的表面力與表面能等界面效應對於等效體積模數、等效

剪力模數和等效熱膨脹係數的影響。並且當忽略界面效

應時，證明推導的等效模數會與完美界面的答案吻合。

最後進行數值的模擬實際計算界面效應對於等效模數的

影響，發現材料的性質會受到不同的界面以及內含物半

徑大小而改變。

The main purpose of this thesis is to explore

the effective modulus of composite materials

incorporating the effects of surface/interface

stress. We first outline the physical

interpretation of the interface effect and the

potential aspects of the application. Secondly,

we use the method of calculus of variations to

obtain the equilibrium equation of the

admissible displacements, the mechanics behavior

at the interface and natural transition

conditions. Thirdly, Eshelby formula together

with the average theorem are employed to

investigate how the surface stress and surface

energy of the spherical and cylindrical

composite materials influence effective bulk

modulus, effective shear modulus and thermal

conductivity.

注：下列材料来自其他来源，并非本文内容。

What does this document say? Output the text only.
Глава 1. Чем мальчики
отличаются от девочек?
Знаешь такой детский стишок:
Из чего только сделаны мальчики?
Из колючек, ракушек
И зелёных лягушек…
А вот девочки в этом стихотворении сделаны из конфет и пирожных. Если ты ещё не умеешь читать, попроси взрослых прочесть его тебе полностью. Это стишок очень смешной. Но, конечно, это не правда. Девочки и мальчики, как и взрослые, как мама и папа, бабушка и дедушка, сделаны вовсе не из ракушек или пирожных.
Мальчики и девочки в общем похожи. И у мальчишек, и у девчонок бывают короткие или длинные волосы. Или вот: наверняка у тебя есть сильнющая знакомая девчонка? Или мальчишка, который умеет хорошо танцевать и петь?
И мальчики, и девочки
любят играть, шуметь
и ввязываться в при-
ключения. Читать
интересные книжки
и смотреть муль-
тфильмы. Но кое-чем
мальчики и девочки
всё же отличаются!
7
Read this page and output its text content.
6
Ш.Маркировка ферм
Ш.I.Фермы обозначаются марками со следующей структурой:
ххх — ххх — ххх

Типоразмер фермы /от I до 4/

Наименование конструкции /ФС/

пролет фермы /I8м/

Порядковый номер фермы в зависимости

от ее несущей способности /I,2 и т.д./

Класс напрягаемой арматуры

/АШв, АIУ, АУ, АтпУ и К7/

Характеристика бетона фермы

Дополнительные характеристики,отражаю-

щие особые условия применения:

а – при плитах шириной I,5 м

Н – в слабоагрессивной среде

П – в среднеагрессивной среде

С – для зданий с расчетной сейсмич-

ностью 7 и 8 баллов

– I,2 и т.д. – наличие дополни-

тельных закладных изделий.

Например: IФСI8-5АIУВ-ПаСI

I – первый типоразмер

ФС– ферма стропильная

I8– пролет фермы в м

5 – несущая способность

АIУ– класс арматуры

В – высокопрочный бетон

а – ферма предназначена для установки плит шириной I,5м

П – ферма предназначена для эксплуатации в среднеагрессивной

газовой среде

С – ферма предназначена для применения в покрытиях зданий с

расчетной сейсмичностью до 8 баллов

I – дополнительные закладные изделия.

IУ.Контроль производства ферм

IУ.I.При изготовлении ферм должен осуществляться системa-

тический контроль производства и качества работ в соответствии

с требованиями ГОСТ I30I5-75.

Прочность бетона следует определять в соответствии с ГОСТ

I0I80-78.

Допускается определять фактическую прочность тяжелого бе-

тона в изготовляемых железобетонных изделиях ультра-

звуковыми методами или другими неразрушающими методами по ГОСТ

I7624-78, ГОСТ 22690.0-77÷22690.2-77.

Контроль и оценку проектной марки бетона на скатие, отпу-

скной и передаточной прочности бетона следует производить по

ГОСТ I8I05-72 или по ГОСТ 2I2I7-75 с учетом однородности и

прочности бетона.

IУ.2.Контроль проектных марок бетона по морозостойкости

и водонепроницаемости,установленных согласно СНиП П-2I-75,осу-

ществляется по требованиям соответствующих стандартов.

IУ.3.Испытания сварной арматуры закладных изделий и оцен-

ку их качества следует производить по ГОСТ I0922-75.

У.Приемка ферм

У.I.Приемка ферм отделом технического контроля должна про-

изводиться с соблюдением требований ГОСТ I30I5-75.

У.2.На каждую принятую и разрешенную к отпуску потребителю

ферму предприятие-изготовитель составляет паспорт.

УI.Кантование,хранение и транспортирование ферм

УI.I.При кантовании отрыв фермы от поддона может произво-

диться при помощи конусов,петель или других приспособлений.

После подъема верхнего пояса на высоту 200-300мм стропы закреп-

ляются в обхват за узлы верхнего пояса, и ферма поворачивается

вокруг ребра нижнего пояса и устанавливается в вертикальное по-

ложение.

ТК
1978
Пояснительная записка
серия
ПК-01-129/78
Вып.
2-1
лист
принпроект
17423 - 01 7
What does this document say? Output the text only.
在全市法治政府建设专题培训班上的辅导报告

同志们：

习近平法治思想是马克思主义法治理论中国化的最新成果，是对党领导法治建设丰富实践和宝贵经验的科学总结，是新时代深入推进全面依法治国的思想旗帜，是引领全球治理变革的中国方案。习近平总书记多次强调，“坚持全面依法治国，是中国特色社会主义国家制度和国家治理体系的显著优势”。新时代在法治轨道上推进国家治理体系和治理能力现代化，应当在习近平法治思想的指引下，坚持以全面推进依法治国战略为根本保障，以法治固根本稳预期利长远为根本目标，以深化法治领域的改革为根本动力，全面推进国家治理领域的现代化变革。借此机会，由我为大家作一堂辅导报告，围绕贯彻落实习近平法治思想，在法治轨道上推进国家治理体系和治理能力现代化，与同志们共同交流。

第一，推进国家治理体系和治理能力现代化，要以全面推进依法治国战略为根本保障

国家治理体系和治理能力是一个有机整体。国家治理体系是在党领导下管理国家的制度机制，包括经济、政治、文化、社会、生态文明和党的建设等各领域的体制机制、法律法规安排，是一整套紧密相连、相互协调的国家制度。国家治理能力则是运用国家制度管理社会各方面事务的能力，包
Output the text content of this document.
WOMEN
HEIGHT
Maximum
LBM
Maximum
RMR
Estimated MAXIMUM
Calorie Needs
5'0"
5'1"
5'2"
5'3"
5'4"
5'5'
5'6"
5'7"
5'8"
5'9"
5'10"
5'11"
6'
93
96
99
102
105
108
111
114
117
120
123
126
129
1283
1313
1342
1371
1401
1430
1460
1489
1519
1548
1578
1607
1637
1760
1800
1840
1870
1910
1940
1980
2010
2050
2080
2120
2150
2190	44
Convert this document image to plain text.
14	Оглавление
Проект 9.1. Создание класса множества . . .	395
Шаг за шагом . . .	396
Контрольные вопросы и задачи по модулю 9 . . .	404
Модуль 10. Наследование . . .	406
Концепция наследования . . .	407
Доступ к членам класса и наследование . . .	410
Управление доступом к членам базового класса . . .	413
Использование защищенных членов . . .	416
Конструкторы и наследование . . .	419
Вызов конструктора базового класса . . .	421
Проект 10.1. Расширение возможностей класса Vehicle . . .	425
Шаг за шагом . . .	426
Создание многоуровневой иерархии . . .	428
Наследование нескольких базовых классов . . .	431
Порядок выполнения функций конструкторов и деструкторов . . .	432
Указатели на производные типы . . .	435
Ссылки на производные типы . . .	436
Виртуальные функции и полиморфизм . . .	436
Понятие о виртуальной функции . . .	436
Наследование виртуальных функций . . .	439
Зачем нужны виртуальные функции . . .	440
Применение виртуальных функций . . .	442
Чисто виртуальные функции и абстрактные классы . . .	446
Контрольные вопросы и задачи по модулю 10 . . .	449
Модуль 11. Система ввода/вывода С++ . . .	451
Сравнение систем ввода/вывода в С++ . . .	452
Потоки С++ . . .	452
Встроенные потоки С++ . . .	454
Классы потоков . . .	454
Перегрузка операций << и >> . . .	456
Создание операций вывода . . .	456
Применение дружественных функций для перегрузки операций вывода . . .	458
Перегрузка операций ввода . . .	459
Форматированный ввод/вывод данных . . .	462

In the absence of the interface

effect, we show that the effective modulus

reduce exactly to the corresponding solution

with perfect bounding interfaces. Finally,

numerical simulation are illustrated to

demonstrate the relation between the interface

effect and effective modulus. We find that the

interface effect and the radii of the inclusion

dramatically influence the over behavior as well

as the local fields.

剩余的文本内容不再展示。